SAGNIKMJR / move2hear-active-AV-separation

Code and datasets for 'Move2Hear: Active Audio-Visual Source Separation' (ICCV 2021)
MIT License
13 stars 0 forks source link

Evaluating the output of the Target Audio Separator Network #6

Closed sreeharshaparuchur1 closed 1 year ago

sreeharshaparuchur1 commented 1 year ago

Hi @SAGNIKMJR ,

As a part of my study, I was trying to qualitatively evaluate the output of the Target Audio Separator Network (TASN) by dumping the predicted monaural spectrogram obtained here for the nearTarget task.

I append each monaural spectrogram to a list, convert that list into a pandas dataframe and dump the dataframe as a pickle file.

I used librosa to load the saved monaural and convert it to the .wav format with the following snippet of code:

for mono in range(df.shape[0]):
    datapoint = df.iloc[mono]["MFM_SPEC"] 
    ir = datapoint.reshape(1,-1)
#     waveshow(ir[0, :15000], sr=48000)
    IPython.display.Audio(ir, rate=48000)
    Path('/home/sherlock/move2hear-active-AV-separation/visualizations/near_target_pa4o_15_explore_audio_intensity/monoFromMemSpectrogram' + str(mono) + '.wav').touch()
    sf.write('/home/sherlock/move2hear-active-AV-separation/visualizations/near_target_pa4o_15_explore_audio_intensity/monoFromMemSpectrogram' + str(mono) + '.wav', ir.T, 48000)

In this google drive link I have uploaded the predicted monaural from memory for each timestamp in the time budget of the nearTarget task. I have also uploaded the ground truth sound (belonging to the music class) to be separated from the mixed binaural spectrogram. I am unable to discern an increase or decrease in sound quality between two consecutive time stamps (even though the metrics - STFT and SI-SDR change), let alone relate the separated sound with the ground truth sound.

Kindly let me know if I am making a mistake in my inference steps or what I can do to make sense of the dumped output.

SAGNIKMJR commented 1 year ago

Sorry for the late reply! There seems to be an issue with the way you are doing the inverse fourier transform. How do you get the audio phase for going from a magnitude spectrogram to a waveform here?

sreeharshaparuchur1 commented 1 year ago

That's alright. I simply used librosas istft function to go from the spectrogram to the time series which is what I rendered. I have tried using the default parameters for hop_length, win_length and n_fft as well as values inspired from the paper (as mentioned in section 7.11.2). However, none of these methods worked.

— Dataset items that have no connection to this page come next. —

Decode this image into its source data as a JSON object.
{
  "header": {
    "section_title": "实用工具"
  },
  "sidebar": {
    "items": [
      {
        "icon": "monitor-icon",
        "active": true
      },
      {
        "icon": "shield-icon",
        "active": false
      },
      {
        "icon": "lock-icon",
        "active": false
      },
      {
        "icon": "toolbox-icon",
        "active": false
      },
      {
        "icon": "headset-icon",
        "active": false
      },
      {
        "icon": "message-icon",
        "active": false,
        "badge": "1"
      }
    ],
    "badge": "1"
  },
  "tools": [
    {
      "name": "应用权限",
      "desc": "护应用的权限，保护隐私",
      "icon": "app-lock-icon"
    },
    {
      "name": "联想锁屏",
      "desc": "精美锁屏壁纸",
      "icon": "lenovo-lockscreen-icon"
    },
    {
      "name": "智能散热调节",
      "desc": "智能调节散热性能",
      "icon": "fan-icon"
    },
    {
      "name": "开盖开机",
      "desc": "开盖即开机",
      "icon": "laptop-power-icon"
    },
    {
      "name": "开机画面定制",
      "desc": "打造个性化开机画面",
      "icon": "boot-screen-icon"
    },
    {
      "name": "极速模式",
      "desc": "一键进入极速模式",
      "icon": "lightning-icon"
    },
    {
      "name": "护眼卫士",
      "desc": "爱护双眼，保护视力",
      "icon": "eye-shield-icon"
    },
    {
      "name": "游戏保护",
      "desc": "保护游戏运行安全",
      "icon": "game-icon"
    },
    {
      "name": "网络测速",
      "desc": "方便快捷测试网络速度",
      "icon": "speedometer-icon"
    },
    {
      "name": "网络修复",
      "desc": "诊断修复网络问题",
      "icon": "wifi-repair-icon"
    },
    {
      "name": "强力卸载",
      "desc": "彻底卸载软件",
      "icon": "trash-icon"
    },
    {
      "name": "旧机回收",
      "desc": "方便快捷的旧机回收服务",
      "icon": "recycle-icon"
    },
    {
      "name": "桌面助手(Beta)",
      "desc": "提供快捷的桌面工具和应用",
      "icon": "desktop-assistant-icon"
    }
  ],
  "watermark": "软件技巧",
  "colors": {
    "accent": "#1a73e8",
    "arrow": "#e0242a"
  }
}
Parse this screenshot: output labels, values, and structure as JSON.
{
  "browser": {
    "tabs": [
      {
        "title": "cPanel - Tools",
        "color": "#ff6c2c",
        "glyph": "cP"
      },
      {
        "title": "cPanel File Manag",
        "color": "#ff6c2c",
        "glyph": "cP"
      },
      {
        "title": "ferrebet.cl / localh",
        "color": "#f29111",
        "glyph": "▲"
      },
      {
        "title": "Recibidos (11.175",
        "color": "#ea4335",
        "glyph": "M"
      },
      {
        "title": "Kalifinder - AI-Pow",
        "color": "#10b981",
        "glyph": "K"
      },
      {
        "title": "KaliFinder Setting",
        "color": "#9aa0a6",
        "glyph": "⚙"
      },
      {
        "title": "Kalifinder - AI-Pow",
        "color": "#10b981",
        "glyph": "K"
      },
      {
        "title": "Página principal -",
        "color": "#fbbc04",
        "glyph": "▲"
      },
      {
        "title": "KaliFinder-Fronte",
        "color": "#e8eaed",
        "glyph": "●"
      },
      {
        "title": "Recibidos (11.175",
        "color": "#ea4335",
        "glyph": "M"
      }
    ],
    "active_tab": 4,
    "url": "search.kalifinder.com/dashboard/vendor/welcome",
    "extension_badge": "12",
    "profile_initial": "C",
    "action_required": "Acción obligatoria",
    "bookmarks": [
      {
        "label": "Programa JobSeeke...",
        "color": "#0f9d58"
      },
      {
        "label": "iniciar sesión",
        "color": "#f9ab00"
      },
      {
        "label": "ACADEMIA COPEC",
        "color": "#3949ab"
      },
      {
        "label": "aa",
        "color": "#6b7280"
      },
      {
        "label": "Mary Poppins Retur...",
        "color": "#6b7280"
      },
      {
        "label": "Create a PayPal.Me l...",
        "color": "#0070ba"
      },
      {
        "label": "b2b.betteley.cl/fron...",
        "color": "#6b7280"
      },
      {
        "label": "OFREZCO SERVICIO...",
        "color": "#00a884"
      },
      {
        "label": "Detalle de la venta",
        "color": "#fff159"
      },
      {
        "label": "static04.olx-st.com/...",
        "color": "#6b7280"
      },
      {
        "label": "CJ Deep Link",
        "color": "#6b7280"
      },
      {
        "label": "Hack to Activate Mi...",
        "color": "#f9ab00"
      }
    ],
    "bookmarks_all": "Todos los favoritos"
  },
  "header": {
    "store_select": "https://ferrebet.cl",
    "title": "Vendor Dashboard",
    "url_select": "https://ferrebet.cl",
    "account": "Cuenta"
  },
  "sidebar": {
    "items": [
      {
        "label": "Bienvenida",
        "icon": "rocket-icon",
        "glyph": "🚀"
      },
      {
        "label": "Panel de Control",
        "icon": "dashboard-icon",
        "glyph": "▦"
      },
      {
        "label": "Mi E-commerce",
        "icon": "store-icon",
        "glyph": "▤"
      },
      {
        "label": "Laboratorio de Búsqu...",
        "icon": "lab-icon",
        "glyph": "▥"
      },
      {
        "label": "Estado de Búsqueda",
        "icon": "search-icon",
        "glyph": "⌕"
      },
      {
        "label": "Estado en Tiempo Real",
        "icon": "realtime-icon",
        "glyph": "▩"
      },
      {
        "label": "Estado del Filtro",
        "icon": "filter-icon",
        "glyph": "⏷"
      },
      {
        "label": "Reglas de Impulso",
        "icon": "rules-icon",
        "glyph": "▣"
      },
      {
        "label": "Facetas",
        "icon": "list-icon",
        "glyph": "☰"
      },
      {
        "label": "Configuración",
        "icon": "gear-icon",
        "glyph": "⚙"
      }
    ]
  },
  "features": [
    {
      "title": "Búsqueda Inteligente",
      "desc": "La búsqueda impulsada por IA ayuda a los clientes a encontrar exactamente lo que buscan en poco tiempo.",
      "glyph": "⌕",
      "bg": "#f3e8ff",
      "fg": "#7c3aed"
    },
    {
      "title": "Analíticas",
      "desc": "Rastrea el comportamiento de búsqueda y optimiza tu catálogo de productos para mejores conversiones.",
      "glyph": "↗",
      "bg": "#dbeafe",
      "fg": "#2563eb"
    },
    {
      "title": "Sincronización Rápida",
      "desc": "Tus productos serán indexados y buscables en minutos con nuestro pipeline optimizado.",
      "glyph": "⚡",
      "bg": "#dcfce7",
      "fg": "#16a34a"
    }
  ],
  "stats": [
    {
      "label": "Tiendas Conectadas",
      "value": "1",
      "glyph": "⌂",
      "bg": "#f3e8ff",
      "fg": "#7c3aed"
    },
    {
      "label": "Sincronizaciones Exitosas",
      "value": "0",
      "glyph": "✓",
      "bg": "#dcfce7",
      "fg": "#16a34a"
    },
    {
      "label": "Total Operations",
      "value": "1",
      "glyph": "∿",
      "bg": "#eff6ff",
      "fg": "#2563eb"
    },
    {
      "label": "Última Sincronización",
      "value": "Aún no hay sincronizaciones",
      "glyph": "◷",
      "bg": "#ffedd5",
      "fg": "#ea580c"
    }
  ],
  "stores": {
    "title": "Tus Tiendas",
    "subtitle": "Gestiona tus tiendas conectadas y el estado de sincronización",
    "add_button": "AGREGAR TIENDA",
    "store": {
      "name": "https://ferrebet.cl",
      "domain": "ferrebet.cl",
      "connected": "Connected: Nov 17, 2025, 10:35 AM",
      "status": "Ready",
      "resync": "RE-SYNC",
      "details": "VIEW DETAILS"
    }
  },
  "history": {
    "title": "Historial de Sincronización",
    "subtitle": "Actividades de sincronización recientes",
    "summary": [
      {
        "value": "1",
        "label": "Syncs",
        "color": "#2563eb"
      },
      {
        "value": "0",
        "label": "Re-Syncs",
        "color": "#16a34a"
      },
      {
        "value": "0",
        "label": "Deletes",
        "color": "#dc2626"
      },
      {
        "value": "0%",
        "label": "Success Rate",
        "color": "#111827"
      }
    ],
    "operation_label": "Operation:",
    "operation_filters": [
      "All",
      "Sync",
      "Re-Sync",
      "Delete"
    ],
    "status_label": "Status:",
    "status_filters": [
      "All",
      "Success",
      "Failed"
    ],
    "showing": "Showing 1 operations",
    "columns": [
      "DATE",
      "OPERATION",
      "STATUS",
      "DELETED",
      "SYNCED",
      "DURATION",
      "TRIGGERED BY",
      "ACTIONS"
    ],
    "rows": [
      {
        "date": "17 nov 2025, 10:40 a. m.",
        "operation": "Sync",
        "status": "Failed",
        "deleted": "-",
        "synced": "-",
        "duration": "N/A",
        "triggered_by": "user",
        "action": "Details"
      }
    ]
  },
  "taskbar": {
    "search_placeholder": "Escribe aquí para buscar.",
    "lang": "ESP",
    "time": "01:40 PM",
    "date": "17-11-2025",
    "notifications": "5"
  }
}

Kindly advise me as to what I can do to be able to carry out qualitative analysis of the recovered monaural.

SAGNIKMJR commented 1 year ago

I meant what phase do you use? The model doesn't predict phase, only magnitude spectrograms.

sreeharshaparuchur1 commented 1 year ago

Apart from the process followed above using the model output, I didn't make further changes to incorporate using the phase of the signal, although, I did run into relevant code for decomposing the audio signal in simulator_eval.py.

Does the model not predicting the phase spectrogram mean that the separated signal cannot be reconstructed to be interpretable? If so, how reliable/robust are the separate metrics (SISDR and STFT) in capturing the success of separation from the mixed audio signal if they only deal with the magnitude spectrogram and not the phase spectrogram?

SAGNIKMJR commented 1 year ago

The model doesn't predict phase, as it is uncorrelated with the magnitude and predicting it is often ill-posed. This is quite common in AV separation literature (see cited works, some of them use the mixed phase, some use GT phase, and some estimate the phase with the Griffin Lim method). Irrespective of your method, you need to use some phase to compute the iSTFT. I would suggest that you dump the waveforms by tweaking the compute_wave_quality method (https://github.com/SAGNIKMJR/move2hear-active-AV-separation/blob/67b20957fc43e4e7b9ace50d0eb33af3d0246e2a/audio_separation/rl/ppo/ppo_trainer.py#LL1400C41-L1400C41)

sreeharshaparuchur1 commented 1 year ago

Thanks for the suggestion and pointing me towards relevant literature. I'll modify the compute_wave_quality function accordingly.